In today’s topsy-turvy economy, many trucking company owners are looking to factoring as a means to procure reliable, convenient funding. Factoring is a method of financing that has been used for centuries across many industries and involves selling unpaid invoices at a discount for upfront cash to stimulate cash flow. Rather than waiting for slow paying customers to pay invoices which can sometimes take months, owners of trucking companies can partner with a third-party factoring company to take over the invoice and provide a cash advance to the carrier worth up to 97% of the original invoice value. Financing of this type is particularly useful for courier and trucking services where customers often take upwards of 90 days to pay outstanding bills.
Maintaining Positive Cash Flow
Whether you need to cover utilities, keep your fleet in working order, ensure that your employees are getting paid, or invest in new business and growth opportunities, you need cash on hand to make sure these things happen in good time. When you work with a Factor, you decide how many invoices you factor, financing an entire fleet for a daily rate if necessary. This type of relationship awards you the peace of mind you need to keep your fleet on the road.
In freight factoring, the advance is the cash paid to you upfront by the freight factoring company when you factor your invoice.
Typically, advances are made within 24 to 48 hours, but the right freight factoring company can even get you same day funding exactly when you need it. These firms can even deposit your advance within hours of submitting the invoice. They advance you the funds until the invoice can be collected, which is a service the factoring company provides. This is never 100% of the invoice amount but is typically between 80 to 95% — the remainder of which is held in reserve until the invoice is collected.

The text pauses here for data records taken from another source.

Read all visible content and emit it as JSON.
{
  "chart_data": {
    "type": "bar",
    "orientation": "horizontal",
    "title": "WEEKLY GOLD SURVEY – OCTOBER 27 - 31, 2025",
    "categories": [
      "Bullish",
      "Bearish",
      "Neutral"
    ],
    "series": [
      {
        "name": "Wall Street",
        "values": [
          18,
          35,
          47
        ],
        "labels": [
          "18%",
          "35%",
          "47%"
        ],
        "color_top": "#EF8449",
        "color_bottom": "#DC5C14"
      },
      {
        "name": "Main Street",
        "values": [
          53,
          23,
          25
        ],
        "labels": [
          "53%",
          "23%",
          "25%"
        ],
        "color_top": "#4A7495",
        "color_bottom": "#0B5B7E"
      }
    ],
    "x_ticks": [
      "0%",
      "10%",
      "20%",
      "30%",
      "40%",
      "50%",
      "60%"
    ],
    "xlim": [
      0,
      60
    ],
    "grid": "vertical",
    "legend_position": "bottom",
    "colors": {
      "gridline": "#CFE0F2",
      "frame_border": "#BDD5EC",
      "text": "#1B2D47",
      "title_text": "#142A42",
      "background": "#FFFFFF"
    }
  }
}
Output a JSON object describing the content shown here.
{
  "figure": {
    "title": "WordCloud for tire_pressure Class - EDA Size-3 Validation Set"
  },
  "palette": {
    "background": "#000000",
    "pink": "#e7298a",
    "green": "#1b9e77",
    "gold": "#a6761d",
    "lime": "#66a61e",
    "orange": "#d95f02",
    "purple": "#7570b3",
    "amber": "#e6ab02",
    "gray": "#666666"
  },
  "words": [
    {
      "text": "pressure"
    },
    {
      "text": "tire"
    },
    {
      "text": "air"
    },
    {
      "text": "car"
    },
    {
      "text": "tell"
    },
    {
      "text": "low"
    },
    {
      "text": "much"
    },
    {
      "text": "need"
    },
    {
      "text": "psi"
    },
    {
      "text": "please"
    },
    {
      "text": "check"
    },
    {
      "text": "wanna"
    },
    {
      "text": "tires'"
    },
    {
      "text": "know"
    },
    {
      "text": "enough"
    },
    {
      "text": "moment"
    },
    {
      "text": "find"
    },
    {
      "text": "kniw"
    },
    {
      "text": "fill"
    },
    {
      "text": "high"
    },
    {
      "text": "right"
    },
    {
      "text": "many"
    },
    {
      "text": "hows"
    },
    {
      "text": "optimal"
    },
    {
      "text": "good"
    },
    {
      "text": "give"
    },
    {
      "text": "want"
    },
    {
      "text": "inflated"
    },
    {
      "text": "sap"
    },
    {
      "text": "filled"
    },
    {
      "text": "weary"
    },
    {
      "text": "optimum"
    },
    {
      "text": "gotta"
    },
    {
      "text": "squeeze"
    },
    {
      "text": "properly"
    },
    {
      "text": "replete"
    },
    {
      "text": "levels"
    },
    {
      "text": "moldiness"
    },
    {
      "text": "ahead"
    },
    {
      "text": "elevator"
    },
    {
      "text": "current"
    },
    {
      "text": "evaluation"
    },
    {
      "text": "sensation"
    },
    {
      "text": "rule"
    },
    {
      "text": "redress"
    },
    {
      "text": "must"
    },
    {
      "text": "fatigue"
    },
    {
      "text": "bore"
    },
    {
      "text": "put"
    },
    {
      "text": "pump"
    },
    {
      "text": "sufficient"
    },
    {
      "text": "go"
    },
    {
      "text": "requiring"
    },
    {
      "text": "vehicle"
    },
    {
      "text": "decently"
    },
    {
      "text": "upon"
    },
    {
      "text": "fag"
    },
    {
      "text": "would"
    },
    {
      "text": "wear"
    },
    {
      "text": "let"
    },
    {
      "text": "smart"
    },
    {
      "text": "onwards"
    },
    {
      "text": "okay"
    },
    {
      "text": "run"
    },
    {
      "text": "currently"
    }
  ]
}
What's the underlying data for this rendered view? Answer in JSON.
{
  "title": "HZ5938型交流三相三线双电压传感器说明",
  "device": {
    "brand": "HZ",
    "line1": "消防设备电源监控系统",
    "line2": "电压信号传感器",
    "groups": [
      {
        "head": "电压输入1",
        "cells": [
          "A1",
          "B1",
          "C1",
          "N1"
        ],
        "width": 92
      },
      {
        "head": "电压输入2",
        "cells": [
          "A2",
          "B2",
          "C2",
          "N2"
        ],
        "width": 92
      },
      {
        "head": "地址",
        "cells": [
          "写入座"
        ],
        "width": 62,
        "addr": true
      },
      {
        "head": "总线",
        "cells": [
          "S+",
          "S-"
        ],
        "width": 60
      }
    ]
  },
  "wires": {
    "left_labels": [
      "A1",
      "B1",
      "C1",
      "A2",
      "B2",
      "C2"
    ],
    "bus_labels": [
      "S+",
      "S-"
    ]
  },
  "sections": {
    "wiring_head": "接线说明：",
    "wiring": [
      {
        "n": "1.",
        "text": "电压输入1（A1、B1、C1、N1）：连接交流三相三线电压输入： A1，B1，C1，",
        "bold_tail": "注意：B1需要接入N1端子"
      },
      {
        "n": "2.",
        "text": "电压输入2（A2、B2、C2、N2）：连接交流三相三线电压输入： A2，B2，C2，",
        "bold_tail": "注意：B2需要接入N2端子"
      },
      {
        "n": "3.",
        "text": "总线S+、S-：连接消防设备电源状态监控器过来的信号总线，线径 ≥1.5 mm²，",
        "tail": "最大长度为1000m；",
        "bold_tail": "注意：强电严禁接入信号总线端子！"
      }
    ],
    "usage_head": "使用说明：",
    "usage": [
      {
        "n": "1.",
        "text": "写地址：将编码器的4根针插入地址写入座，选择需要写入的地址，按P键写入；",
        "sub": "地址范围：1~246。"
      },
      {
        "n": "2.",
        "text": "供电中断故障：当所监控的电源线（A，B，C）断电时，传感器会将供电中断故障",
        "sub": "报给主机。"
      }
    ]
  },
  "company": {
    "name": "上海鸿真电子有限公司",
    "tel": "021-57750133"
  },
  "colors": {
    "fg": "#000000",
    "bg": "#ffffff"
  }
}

In factoring terms, the reserve is the percentage of the invoice value that is held back when you receive your advance. It can range from 3% to upwards of 15 to 20%. When the invoice is finally paid, the reserve is remitted to the carrier.
The Factoring Fee
Of course, factoring companies don’t give advances for free. They charge a small factoring fee, and this fee can vary widely depending on the company and the plan. The fee is collected when the advance is awarded.
To give you a better idea of how various plans look, let’s take a company like AccutracCapital as an example. Here are some of their most popular plans:
Flat Fee Factoring
• Starting from 1.59% for up to 90 Days
• A very simple, easy to manage option with an easy to calculate one-time cost
Factoring Line of Credit
• Designed for larger fleets and operations
• From 0.022% per day
• A flexible line of credit providing maximum value & control for larger trucking fleets
• From 0.49% for up to 10 days
• The ideal funding option for carriers with quick paying customers
• Some of the industry’s lowest rates
As you can see from these plans, there are factoring options available for trucking companies of all types. Freight factoring can mean the difference between getting back to business and running out of funds before the end of the month. Freight factoring solves cash flow problems and might be the solution your company has been looking for.